Sign up with your email address to be the first to know about new products, VIP offers, blog features & more.

Hutan Sagu, Sumber Kehidupan Masyarakat Papua

Sumber foto: Youtube Channel EcoNusa Tv

Hidup masyarakat Papua bergantung pada hutan sagu. Sagu adalah kita, kita adalah sagu. Papua itu Indonesia.

“Tanah Papua tanah yang kaya. Surga kecil jatuh ke bumi. Seluas tanah sebanyak madu. Adalah harta harapan.” Lagu ‘Tanah Papua’ yang dinyanyikan penyanyi asal Papua Edo Kondolongit seketika menyambut saya. Menginjakkan kaki untuk pertama kalinya di Jayapura, Papua pada Maret 2013 silam.

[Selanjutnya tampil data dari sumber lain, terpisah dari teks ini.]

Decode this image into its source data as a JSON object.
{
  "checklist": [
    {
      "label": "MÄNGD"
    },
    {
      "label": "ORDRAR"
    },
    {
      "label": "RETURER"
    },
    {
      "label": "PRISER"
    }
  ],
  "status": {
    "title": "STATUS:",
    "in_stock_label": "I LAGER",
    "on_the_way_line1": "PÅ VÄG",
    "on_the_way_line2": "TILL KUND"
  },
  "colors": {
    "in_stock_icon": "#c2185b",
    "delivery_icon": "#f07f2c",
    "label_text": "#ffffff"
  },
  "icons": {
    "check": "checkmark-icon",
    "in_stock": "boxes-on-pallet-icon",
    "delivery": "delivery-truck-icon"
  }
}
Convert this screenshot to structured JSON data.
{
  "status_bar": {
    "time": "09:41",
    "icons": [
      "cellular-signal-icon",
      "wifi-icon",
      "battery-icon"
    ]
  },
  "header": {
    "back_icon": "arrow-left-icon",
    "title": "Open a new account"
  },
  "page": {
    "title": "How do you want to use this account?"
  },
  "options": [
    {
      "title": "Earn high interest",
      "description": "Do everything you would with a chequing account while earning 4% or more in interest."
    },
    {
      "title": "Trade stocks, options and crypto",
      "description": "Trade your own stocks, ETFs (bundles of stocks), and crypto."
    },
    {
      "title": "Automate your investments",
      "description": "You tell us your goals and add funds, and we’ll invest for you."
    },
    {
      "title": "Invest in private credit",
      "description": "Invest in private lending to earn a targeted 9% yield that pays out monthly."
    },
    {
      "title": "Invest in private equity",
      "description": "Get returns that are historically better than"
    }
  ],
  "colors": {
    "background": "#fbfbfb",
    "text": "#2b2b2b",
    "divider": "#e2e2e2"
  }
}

Sumber foto: dokumentasi pribadi

Sesaat sebelum pesawat mendarat di Bandara Sentani, dari balik jendela terlihat daratan hijau yang tersebar di lautan tak berbatas. Bukit dengan barisan pohon dan gunung dengan kabutnya. Sepanjang perjalanan menuju kota Jayapura, mata disejukkan dengan keteduhan air Danau Sentani di sisi kanan. Kontras di sisi kiri bukit kapur menjulang menunjukkan kemegahannya.

Jayapura merupakan ibukota Provinsi Papua, provinsi paling timur di Indonesia. Di Jayapura terdapat beberapa objek pariwisata yang tak kalah dengan daerah lain. Sebut saja Skyline, Tugu MacArthur, Jayapura City, Kupang, hingga Stadion Mandala.

Sumber foto: dokumentasi pribadi

Salah satu destinasi yang menarik perhatian saya adalah Tugu MacArthur. Tugu tersebut dapat ditempuh dari kota Jayapura selama 45 menit. Melewati jalan berkelok-kelok, mata dimanjakan dengan pemandangan rimbunnya pohon di kiri dan kanan jalan serta gugusan Pegunungan Cyclops. Dari ketinggian dapat disaksikan Danau Sentani dan aktivitas Bandara Sentani dengan pesawat yang tinggal dan lepas landas. Pengunjung dapat memilih duduk di pondok, kursi, atau rumput.

Pada Perang Dunia II, pasukan sekutu yang dipimpin Kepala Staf Angkatan Darat AS Jenderal Douglas MacArthur tiba di Papua untuk mengusir tentara Jepang yang menduduki wilayah tersebut. Tentara AS menjadikan Ifar Gunung yang sekaligus menjadi lokasi Tugu MacArthur sebagai basis pertahanan. Lokasi tersebut dipilih MacArthur sebab dari atas bukit  terlihat jelas Bandara Sentani dan Danau Sentani. Dengan demikian MacArthur dapat melihat pergerakan pesawat tempurnya.

Secara keseluruhan perjalanan ke Jayapura memberi kesan tersendiri di sanubari. Berinteraksi tidak hanya dengan orang asli Papua, juga dengan pendatang dari daerah lain di Indonesia memberikan wawasan baru untuk mengakui bahwa perbedaan itu indah bila disikapi dengan keterbukaan pikiran dan hati.

 

Hutan Sagu 

Pengalaman tak terlupakan saat berkelana di Jayapura adalah pertama kalinya saya mencicipi papeda. Makanan khas Papua yang terbuat dari sagu tersebut nikmat disantap bersama ikan kuah kuning dan tumis kangkung bunga pepaya.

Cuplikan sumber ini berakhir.